Why would a potential cybercrime syndicate want a socially engineered business owner to open a merchant bank account using his/her own data? Pretty simple. In my previous research on the standardization of the money mule recruitment process, I emphasized on how money mules are often vetted through online-based surveys, which always ask important from a mule recruiter's perspective question, such as - when did you you first open your bank account, and do you have any limitations on incoming/ongoing monetary transactions on it?

However, an established company would always benefit from the trust it has already established with its financial institution/service of choice, meaning that, it will not only get its merchant account open, but also, will successfully pass the majority of verification protection mechanisms for high volume transactions put into the place by the financial institution/service in place.

Sample reply email:
Thank you for your reply.

We are a company involved in development, branding and launching of several web media and IT projects involved in consulting on green technology, renewables and alternative energy sources. Several of the projects are being currently launched online and each one will need to have a card payment interface. This collaboration refers to opening a merchant account for online credit card acceptance (E-commerce).

We would need your company to open a merchant account for card acceptance and handle the receivables derived from the sales generated by each project. A bank/payment provider will facilitate data needed for website integration with their E-commerce payment gateway. We will handle the technical side of such integration in full.

We will brand the website under your company, therefore the administrative company data listed on the website will be yours, but all customer service, technical logistics and sales are to be handled by us. The products sold will be proprietary research articles and information packages on green technology, renewables and alternative energy sources.

Incoming proceedings from sales will be settled by the bank (or the payment provider) into your business bank account on a time scale defined by the bank (or the payment provider).
These sale proceedings will be transferred to us, minus your commission and expenses incurred. The volume of monthly payments processed through the merchant account will be in the order of EUR 200,000 - EUR 250,000 per month in the initial months. The expected rise is roughly 5-6% every month. The commission proposed to you stands at 5% of the mentioned volume.

All the expenses related to the operation including the banking and transactions fees and the merchant account setup and related fees are to be covered by us.
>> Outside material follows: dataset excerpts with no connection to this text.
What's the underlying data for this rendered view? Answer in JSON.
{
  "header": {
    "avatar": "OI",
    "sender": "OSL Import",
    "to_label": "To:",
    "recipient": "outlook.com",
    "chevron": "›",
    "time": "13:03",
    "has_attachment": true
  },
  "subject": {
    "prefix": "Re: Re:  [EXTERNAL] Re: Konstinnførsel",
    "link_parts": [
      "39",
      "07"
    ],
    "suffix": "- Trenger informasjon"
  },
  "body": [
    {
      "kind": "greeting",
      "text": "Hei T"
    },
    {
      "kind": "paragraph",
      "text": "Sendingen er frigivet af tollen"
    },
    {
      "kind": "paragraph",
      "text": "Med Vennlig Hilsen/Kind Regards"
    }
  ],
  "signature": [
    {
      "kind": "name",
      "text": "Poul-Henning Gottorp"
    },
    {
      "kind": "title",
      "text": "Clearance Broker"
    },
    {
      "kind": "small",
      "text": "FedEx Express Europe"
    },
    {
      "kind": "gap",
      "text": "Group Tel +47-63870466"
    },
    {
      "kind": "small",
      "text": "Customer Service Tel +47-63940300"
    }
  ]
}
If you agree in principle, I will provide the contract draft to define the legal terms of our collaboration.
 

Yours sincerely,

Michael Torti
General Manager
ECOFIN Projects (Gibraltar)
Tel/Fax: +350 2006 1287


Who are ECOFIN Projects (ecofinservices.net - 50.63.220.106) ? Nothing more than a cybercrime-friendly "marketing agency" at its best.






Sample About Us description:
Ecofin is offering outstanding solutions which are useful in maximizing revenues that are generated through a wide range of investment sectors and global assets. A wide range of services and financial opportunities are being offered for manufacturers, developers, owners as well as financial investors interested in our niche investment portfolios and services.

We are operating as a globally safe company as well as involving risk and integrity management expertise that brings together practical experience along with cutting edge, innovative engineering and technologies. The company is research based which is primarily focused on environmental sectors, alternative energy, infrastructure, as well as utility all around the globe.

The firm is practicing a fundamental and basic approach while it comes to managing its clientele assets. Ecofin is useful in developing, branding as well as launching exclusive information sales podiums based on alternative, as well as green technological sources along with IT and web media themes. The company is dedicated to providing its clients with the highest levels of quality services and investment returns within the niche industries that we focus upon.


Contact details:
+350 200 67911 (Gibraltar)
+852 5808 2461 (Hong Kong)
+54 11 5984 1154 (Buenos Aires)
+44 20 3051 6249 (London)
Skype: ecofin2013
Suite 4, 209 Main Street
Gibraltar GBZ 1AA


A potentially socially engineered business owner would then be contacted with a similar email:
Please find the Contract draft attached, review and confirm your agreement with every point of it. The next step would be to provide the proper company data to be put in the contract and produce the final version for the signing.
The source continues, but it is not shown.